|Defining a Correctional Nurse
|By Anna Moak
Nursing is a tough job in prison. In the following column, SCDC’s Regional Director of Clinical Services Anna Moak describes challenges associated with the job, what it takes to be good, and applauds those doing it everyday.
Correctional nursing is not an easy task.
Correctional nurses are one part security; one part ER nurse; one part primary care nurse; and, if working in an infirmary, one part critical care nurse.
Their patients are not defined by one disease process. On many prison yards, nurses must treat patients who are diabetic, hypertensive or Hepatitis positive. Or maybe all three. They treat stab wounds, cardiac arrest, and any other number of emergency events. Nurses within the S.C. Department of Corrections have to be able to change modes and change modes fast.
On top of that, many of the nurses employed at SCDC also retain part time jobs across multiple specialties.
Nurses in our system arrived here from many different backgrounds.
Amy Spencer at Tyger River Correctional Institution previously worked in a hospital emergency room. Michael Fletcher at Kirkland’s infirmary was trained in critical care. Yvonne McDonald at Lee Correctional previously specialized in neurology.
There are nurses trained in OB-GYN, including Donna Gibson from Camille Griffin Graham Correctional Institution. Nurses like Tina Huggins at Turbeville are trained in grant writing. Mary Frazier, who also works at Lee, trained in oncology before coming to Corrections.
“Correctional nurses walk a fine line between maintaining security and delivering optimal medical care.”
These nurses often work long hours. And with such a diverse set of ailments to treat, the work is complex. Nurses at SCDC have to be strong, critical thinkers. Linda Wooten and her staff at Kirkland’s specialty clinic are an example. The clinic is a unique setting, where physicians with specific medical qualifications treat inmates from prisons across the system. This setup has created a major cost savings to SCDC. An example: the orthopedic specialist at Kirkland saw 850 inmates last year. If those inmates had been treated at outside appointments that required security escorts, it would have taken 1,600 correctional officer hours to make it happen. That’s not necessary because of Ms. Wooten and her staff.
Correctional nurses walk a fine line between maintaining security and delivering optimal medical care.
They are very seldom acknowledged for the job they do. They do what is expected and ask for little in return. Take Karen McCullough for example. An RN at Kirkland’s infirmary, she has excellent assessment skills and goes the extra mile by always giving the on-call physician an excellent description of her patients’ status.
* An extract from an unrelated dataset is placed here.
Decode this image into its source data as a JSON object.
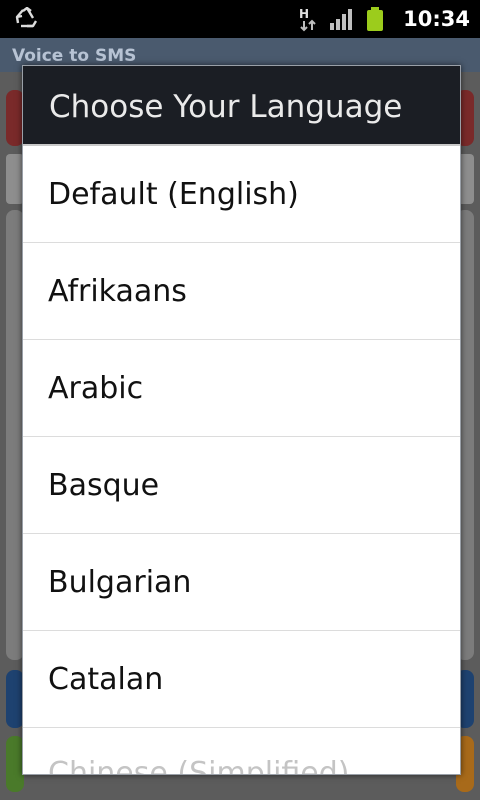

This allows the physician to make an informed decision on what care to administer and ensures the patient gets the best possible outcome.
"At Kirkland Correctional; last year alone, 850 inmates were seen by an orthopedic specialist, preventing the need to transport inmates to outside doctors’ offices for the same care."
Correctional nurses stay sharp. They train on their own time to stay abreast of the latest information. Yvonne Munroe and Ingrid Williams, both LPNs, attended outside sessions to stay educated on issues dealing with HIV/AIDS, for example.
In the end, defining the correctional nurse simply is not an easy task. Their job description can’t be made to fit neatly in a tidily defined box. They might administer care to a particular inmate with a particular disease on one day, only to treat multiple diseases and multiple inmates the next.
They have to have strong assessment skills and be fearless in their approach. A patient is depending on them.
Thankfully, correctional nurses are up to the task.
So, this is a tribute to what it takes to be a correctional nurse and the brave individuals who strive daily to ensure they deliver optimal patient care.
Thank you for your loyalty and dedication, your work ethic and endurance. It never truly goes unnoticed, though sometimes unmentioned.